From day to day you’ll find me posting to my micro.blog account — and if you haven’t checked out micro.blog, please do! People sometimes describe micro.blog as a “Twitter replacement,” but that’s not quite right. It may be better to think of it as what services like Twitter and Instagram could have been if they had been devoted to the open web and not subservient to the demands of venture capital. It’s a great place for low-key connection with others, and the best possible way to get started in blogging. It’s not free, but then Twitter and Instagram aren’t free either — those services just make you may in currencies other than money. Micro.blog serves no ads, respects your privacy, and allows you to own your turf. Try it!
I continue to post bookmarks — with useful excerpts! — at my Pinboard page, which I have been using for … [checks site] … ten years and two weeks.
Finally, I think my newsletter is pretty fun — a bit of a break from the incessant seriousness of our political moment.
July 26, 2019
the airless room
This is an interview with Kathryn Scanlan about her very peculiar new book, which is made up of selections from a person’s diary — read the interview to learn more, it’s really fascinating.
But I want to talk about a distraction from the real subject of the interview. Here’s a passage:
Etter: Now this is a question I have coming from a journalism background: what does it mean for fiction to take a real life and remix it, scramble it, and fine tune it into something that becomes non-real? What is it like to play with that?
Scanlan: A little bit weird. From the beginning, I felt like it was a weird thing I was doing. I don’t necessarily think it’s any particular genre, I think it has elements of all genres. I think it can be called fiction and I would call it that because of the way it’s been selected. If you are only showing part of something, it’s fiction. If you’re omitting lots of things, or if you’re focusing on only something particular, it’s fiction in my mind.
Etter: I think most journalists would probably agree with that definition — maybe not our president.
I read that and thought: Is there any chance of my getting through a recent essay, an article, a story, an interview, without a reference to That Man? Is it really necessary for every member of The Cultured to signal their disdain for him in every single conversation?
I want to say: He’s not sucking the air out of the room, you are.
Yes, I know, it’s just a passing comment. But when “passing comments” of that kind show up twenty times a day, it wears on a fella.
This is why I make my newsletter. It’s a place that I can guarantee will be free from that kind of thing, that will allow me and my readers to spend time in a broader world than that of posted and tweeted and retweeted political vaporing, posturing, and rancor.

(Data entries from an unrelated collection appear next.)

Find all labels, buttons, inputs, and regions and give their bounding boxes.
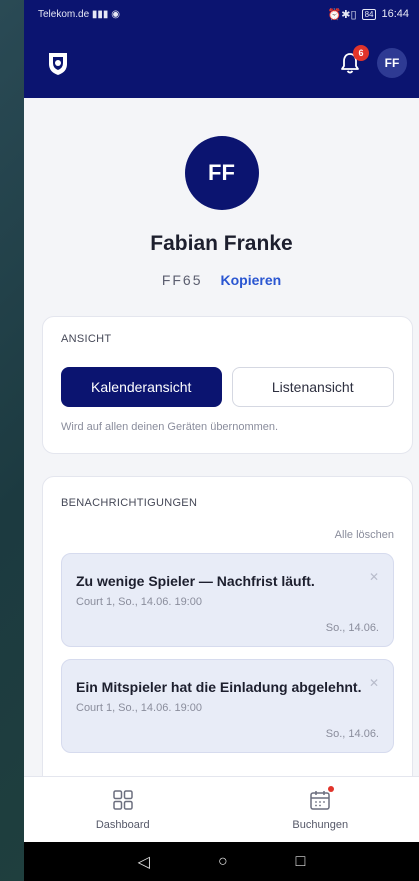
nav-bookings-label: Buchungen: [292, 818, 349, 831]
notification-count-badge: 6: [353, 45, 369, 61]
scroll-content[interactable]: FF Fabian Franke FF65 Kopieren ANSICHT K…: [24, 98, 419, 776]
app-bar-actions: 6 FF: [339, 45, 407, 78]
list-view-button[interactable]: Listenansicht: [231, 367, 394, 407]
notification-bell-button[interactable]: 6: [339, 45, 369, 75]
view-toggle: Kalenderansicht Listenansicht: [61, 367, 394, 407]
avatar[interactable]: FF: [377, 48, 407, 78]
club-crest-icon[interactable]: [46, 50, 70, 76]
clear-all-button[interactable]: Alle löschen: [61, 529, 394, 541]
dashboard-grid-icon: [113, 789, 133, 810]
profile-code-row: FF65 Kopieren: [24, 272, 419, 288]
status-right: ⏰✱▯ 84 16:44: [328, 8, 409, 21]
profile-name: Fabian Franke: [150, 232, 293, 255]
system-nav-bar: ◁ ○ □: [24, 842, 419, 881]
battery-icon: 84: [361, 8, 377, 20]
notification-title: Ein Mitspieler hat die Einladung abgeleh…: [76, 679, 362, 695]
nav-dashboard-label: Dashboard: [95, 818, 150, 831]
notification-title: Zu wenige Spieler — Nachfrist läuft.: [76, 573, 315, 589]
profile-avatar: FF: [184, 136, 259, 210]
notification-subtitle: Court 1, So., 14.06. 19:00: [76, 596, 202, 608]
carrier-label: Telekom.de: [38, 8, 90, 20]
nav-bookings[interactable]: Buchungen: [222, 777, 419, 842]
view-settings-card: ANSICHT Kalenderansicht Listenansicht Wi…: [42, 316, 413, 454]
close-icon[interactable]: ✕: [369, 570, 379, 584]
alarm-icon: ⏰✱▯: [327, 8, 357, 21]
notification-item[interactable]: Zu wenige Spieler — Nachfrist läuft. Cou…: [61, 553, 394, 647]
home-icon[interactable]: ○: [218, 853, 228, 871]
top-bar: Telekom.de ▮▮▮ ◉ ⏰✱▯ 84 16:44 6 FF: [24, 0, 419, 98]
status-bar: Telekom.de ▮▮▮ ◉ ⏰✱▯ 84 16:44: [24, 0, 419, 28]
nav-dashboard[interactable]: Dashboard: [24, 777, 222, 842]
notifications-card: BENACHRICHTIGUNGEN Alle löschen Zu wenig…: [42, 476, 413, 776]
profile-header: FF Fabian Franke FF65 Kopieren: [24, 98, 419, 288]
notification-item[interactable]: Ein Mitspieler hat die Einladung abgeleh…: [61, 659, 394, 753]
signal-icon: ▮▮▮ ◉: [91, 8, 120, 20]
profile-code: FF65: [161, 272, 203, 288]
view-section-title: ANSICHT: [61, 333, 112, 345]
calendar-view-button[interactable]: Kalenderansicht: [61, 367, 222, 407]
bottom-nav: Dashboard Buchungen: [24, 776, 419, 842]
notification-date: So., 14.06.: [325, 728, 379, 740]
copy-code-link[interactable]: Kopieren: [221, 272, 282, 288]
clock: 16:44: [381, 8, 409, 20]
bookings-indicator-dot: [328, 785, 335, 792]
notification-subtitle: Court 1, So., 14.06. 19:00: [76, 702, 202, 714]
notification-date: So., 14.06.: [325, 622, 379, 634]
app-bar: 6 FF: [24, 28, 419, 98]
view-hint: Wird auf allen deinen Geräten übernommen…: [61, 421, 279, 433]
back-icon[interactable]: ◁: [138, 852, 150, 872]
close-icon[interactable]: ✕: [369, 676, 379, 690]
app-screen: Telekom.de ▮▮▮ ◉ ⏰✱▯ 84 16:44 6 FF FF Fa…: [24, 0, 419, 881]
status-left: Telekom.de ▮▮▮ ◉: [38, 9, 120, 20]
calendar-icon: [309, 785, 335, 811]
notifications-section-title: BENACHRICHTIGUNGEN: [61, 497, 198, 509]
recents-icon[interactable]: □: [296, 853, 306, 871]
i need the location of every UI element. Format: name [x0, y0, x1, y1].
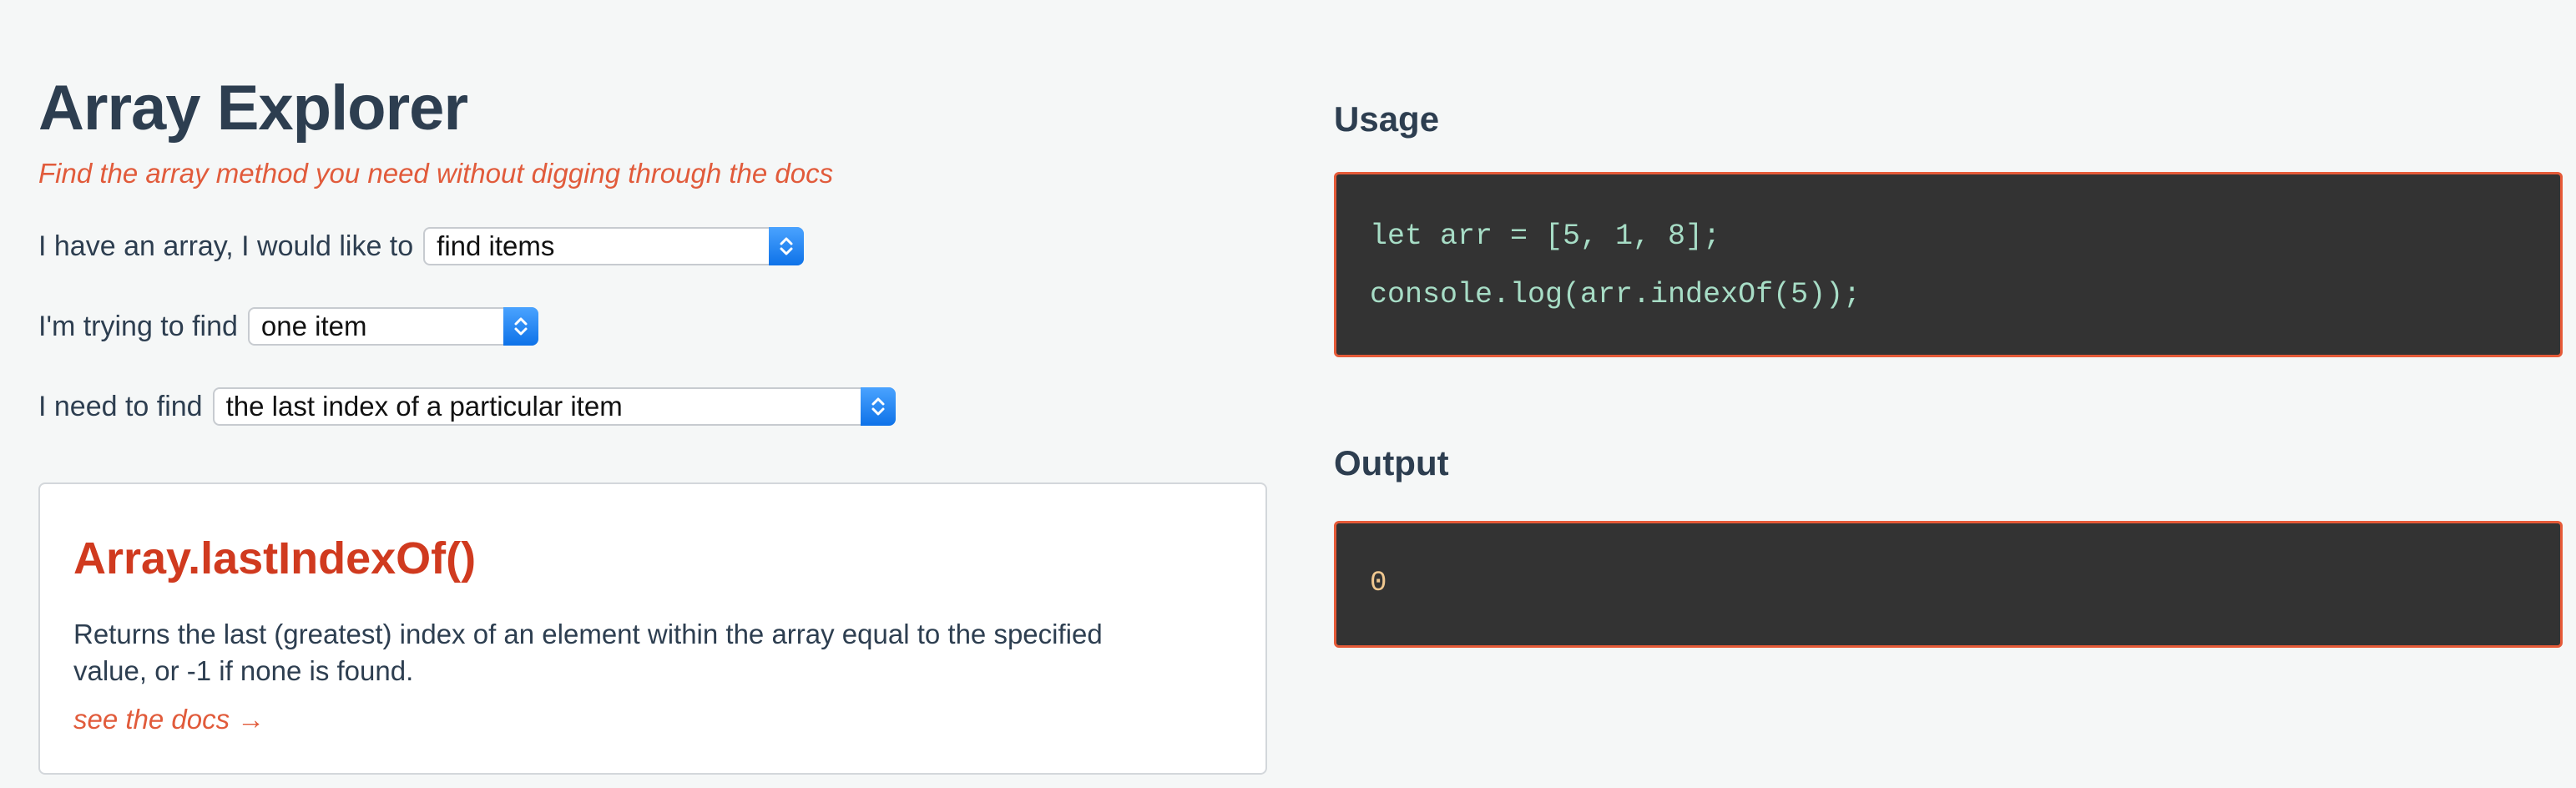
output-value: 0	[1370, 568, 1387, 599]
method-name: Array.lastIndexOf()	[73, 533, 477, 583]
search-target-row: I need to find the last index of a parti…	[38, 386, 896, 427]
array-action-label: I have an array, I would like to	[38, 230, 414, 262]
method-result-card: Array.lastIndexOf() Returns the last (gr…	[38, 482, 1267, 775]
find-scope-selected-value: one item	[260, 311, 367, 341]
page-title: Array Explorer	[38, 73, 468, 144]
output-code-block: 0	[1334, 521, 2563, 648]
find-scope-select[interactable]: one item	[247, 307, 538, 346]
search-target-select[interactable]: the last index of a particular item	[212, 387, 896, 426]
select-chevron-icon[interactable]	[769, 227, 805, 265]
output-heading: Output	[1334, 443, 1449, 482]
search-target-label: I need to find	[38, 391, 203, 422]
array-action-row: I have an array, I would like to find it…	[38, 225, 805, 267]
docs-link[interactable]: see the docs →	[73, 703, 265, 736]
select-chevron-icon[interactable]	[503, 307, 538, 346]
method-description: Returns the last (greatest) index of an …	[73, 619, 1103, 686]
page-subtitle: Find the array method you need without d…	[38, 158, 834, 189]
code-examples-panel: Usage let arr = [5, 1, 8]; console.log(a…	[1334, 0, 2563, 788]
select-chevron-icon[interactable]	[860, 387, 896, 426]
search-target-selected-value: the last index of a particular item	[225, 391, 623, 422]
array-action-selected-value: find items	[437, 230, 555, 261]
explorer-panel: Array Explorer Find the array method you…	[38, 0, 1269, 788]
usage-code-line: let arr = [5, 1, 8];	[1370, 220, 1721, 253]
usage-code-line: console.log(arr.indexOf(5));	[1370, 278, 1861, 311]
usage-code-block: let arr = [5, 1, 8]; console.log(arr.ind…	[1334, 172, 2563, 357]
find-scope-row: I'm trying to find one item	[38, 306, 538, 347]
array-action-select[interactable]: find items	[423, 227, 805, 265]
find-scope-label: I'm trying to find	[38, 311, 238, 342]
usage-heading: Usage	[1334, 99, 1440, 139]
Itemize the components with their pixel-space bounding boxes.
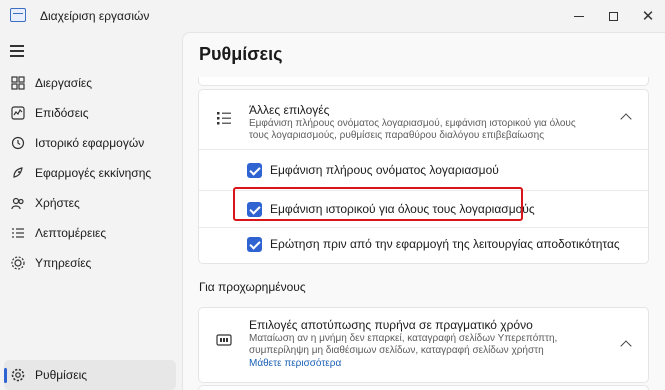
close-icon: ✕ [641, 8, 655, 25]
next-card-top [198, 385, 649, 390]
users-icon [10, 195, 26, 211]
checkbox-checked-icon[interactable] [247, 236, 262, 252]
divider [199, 227, 648, 228]
services-icon [10, 255, 26, 271]
checkbox-label: Εμφάνιση πλήρους ονόματος λογαριασμού [270, 163, 499, 177]
sidebar-item-label: Εφαρμογές εκκίνησης [35, 166, 152, 180]
previous-card-bottom [198, 77, 649, 86]
learn-more-link[interactable]: Μάθετε περισσότερα [249, 358, 341, 369]
sidebar-item-settings[interactable]: Ρυθμίσεις [4, 360, 176, 390]
title-bar: Διαχείριση εργασιών ✕ [0, 0, 665, 32]
hamburger-icon-line [10, 55, 24, 57]
other-options-title: Άλλες επιλογές [249, 103, 330, 117]
sidebar-item-label: Χρήστες [35, 196, 80, 210]
other-options-description: Εμφάνιση πλήρους ονόματος λογαριασμού, ε… [249, 118, 576, 141]
sidebar-item-label: Λεπτομέρειες [35, 226, 107, 240]
sidebar-item-processes[interactable]: Διεργασίες [4, 68, 176, 98]
kernel-dump-options-card[interactable]: Επιλογές αποτύπωσης πυρήνα σε πραγματικό… [198, 307, 649, 383]
sidebar-item-label: Ρυθμίσεις [35, 368, 88, 382]
window-title: Διαχείριση εργασιών [40, 9, 150, 23]
sidebar-item-services[interactable]: Υπηρεσίες [4, 248, 176, 278]
kernel-dump-description: Ματαίωση αν η μνήμη δεν επαρκεί, καταγρα… [249, 333, 558, 356]
page-title: Ρυθμίσεις [199, 44, 283, 64]
performance-icon [10, 105, 26, 121]
sidebar-item-label: Επιδόσεις [35, 106, 89, 120]
hamburger-icon [10, 45, 24, 47]
settings-page: Ρυθμίσεις Άλλες επιλογές Εμφάνιση πλήρου… [182, 32, 665, 390]
chevron-up-icon[interactable] [620, 340, 632, 352]
sidebar-item-label: Διεργασίες [35, 76, 92, 90]
checkbox-ask-before-efficiency-mode[interactable]: Ερώτηση πριν από την εφαρμογή της λειτου… [247, 234, 620, 254]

Many of you will know this famous letter from John Adams to his wife Abigail: “The Science of Government it is my Duty to study, more than all other Sciences: the Art of Legislation and Administration and Negotiation, ought to take Place, indeed to exclude in a manner all other Arts. I must study Politicks and War that my sons may have liberty to study Mathematicks and Philosophy. My sons ought to study Mathematicks and Philosophy, Geography, natural History, Naval Architecture, navigation, Commerce and Agriculture, in order to give their Children a right to study Painting, Poetry, Musick, Architecture, Statuary, Tapestry and Porcelaine.” Let not Adams have studied in vain.